Ce titre serait la première phrase de ma lettre ouverte à Azealia Banks quand je suis tombé sur son dernier MONSTER track : Big Big Beat

Et je continuerais avec quelque chose comme …

Car en toute honnêteté, même si je comprends ton besoin d’attention qui va de pair avec ce monde digital omniprésent, c’est encore dans le studio que tu arrives le mieux à obtenir cette attention que tu mérites (et désires) tant. Non parce que du talent, dans tes eps (mais BOF dans ton album), il y en a. Plein.

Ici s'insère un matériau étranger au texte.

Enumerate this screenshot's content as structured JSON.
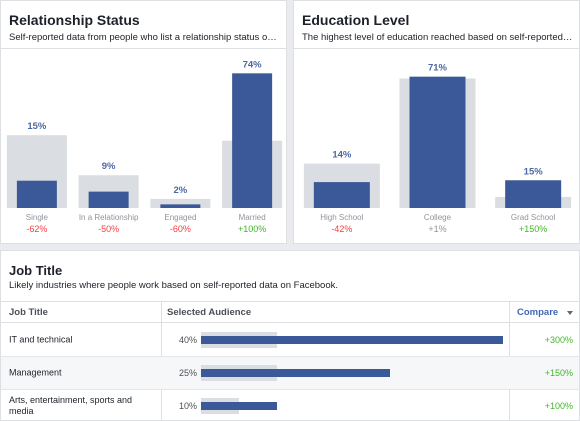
{
  "relationship": {
    "title": "Relationship Status",
    "subtitle": "Self-reported data from people who list a relationship status on Fa..."
  },
  "education": {
    "title": "Education Level",
    "subtitle": "The highest level of education reached based on self-reported dat..."
  },
  "job": {
    "title": "Job Title",
    "subtitle": "Likely industries where people work based on self-reported data on Facebook.",
    "col_title": "Job Title",
    "col_audience": "Selected Audience",
    "col_compare": "Compare"
  },
  "colors": {
    "selected": "#3b5998",
    "baseline": "#dadde1",
    "positive": "#42b72a",
    "negative": "#fa3e3e",
    "neutral": "#90949c",
    "label": "#4b68a4"
  },
  "chart_data": [
    {
      "type": "bar",
      "title": "Relationship Status",
      "categories": [
        "Single",
        "In a Relationship",
        "Engaged",
        "Married"
      ],
      "series": [
        {
          "values": [
            15,
            9,
            2,
            74
          ]
        },
        {
          "values": [
            40,
            18,
            5,
            37
          ]
        }
      ],
      "value_labels": [
        "15%",
        "9%",
        "2%",
        "74%"
      ],
      "changes": [
        "-62%",
        "-50%",
        "-60%",
        "+100%"
      ],
      "ylim": [
        0,
        80
      ]
    },
    {
      "type": "bar",
      "title": "Education Level",
      "categories": [
        "High School",
        "College",
        "Grad School"
      ],
      "series": [
        {
          "values": [
            14,
            71,
            15
          ]
        },
        {
          "values": [
            24,
            70,
            6
          ]
        }
      ],
      "value_labels": [
        "14%",
        "71%",
        "15%"
      ],
      "changes": [
        "-42%",
        "+1%",
        "+150%"
      ],
      "ylim": [
        0,
        80
      ]
    },
    {
      "type": "bar",
      "title": "Job Title",
      "categories": [
        "IT and technical",
        "Management",
        "Arts, entertainment, sports and media"
      ],
      "series": [
        {
          "values": [
            40,
            25,
            10
          ]
        },
        {
          "values": [
            10,
            10,
            5
          ]
        }
      ],
      "value_labels": [
        "40%",
        "25%",
        "10%"
      ],
      "changes": [
        "+300%",
        "+150%",
        "+100%"
      ],
      "xlim": [
        0,
        40
      ]
    }
  ]
}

Regarde Azealia, il n’y a qu’à décrypter le clip sus-nommé: en un morceau/bombe « calibré pour le dancefloor »- comme on dirait dans toutes les bonnes chroniques de Panama Town – dans la veine de ce que tu as toujours très bien fait (cf 1991 / Luxury / Liquorice) + un clip effronté comme jamais, filmé dans les couloirs d’une prison, devant un tribunal et en short/jupe/string/whoknows sur une voiture du NYPD fera toujours 100 fois plus d’effet à nos petits coeurs que de tweetter un soutien improbable à Donald Trump ou fustiger l’anti-féminisme de Beyoncé (aka GOD ou BEEZUS pour la sphère rézosociatico-médiatique).

Please Azealia, shut up and just play these fucking hits.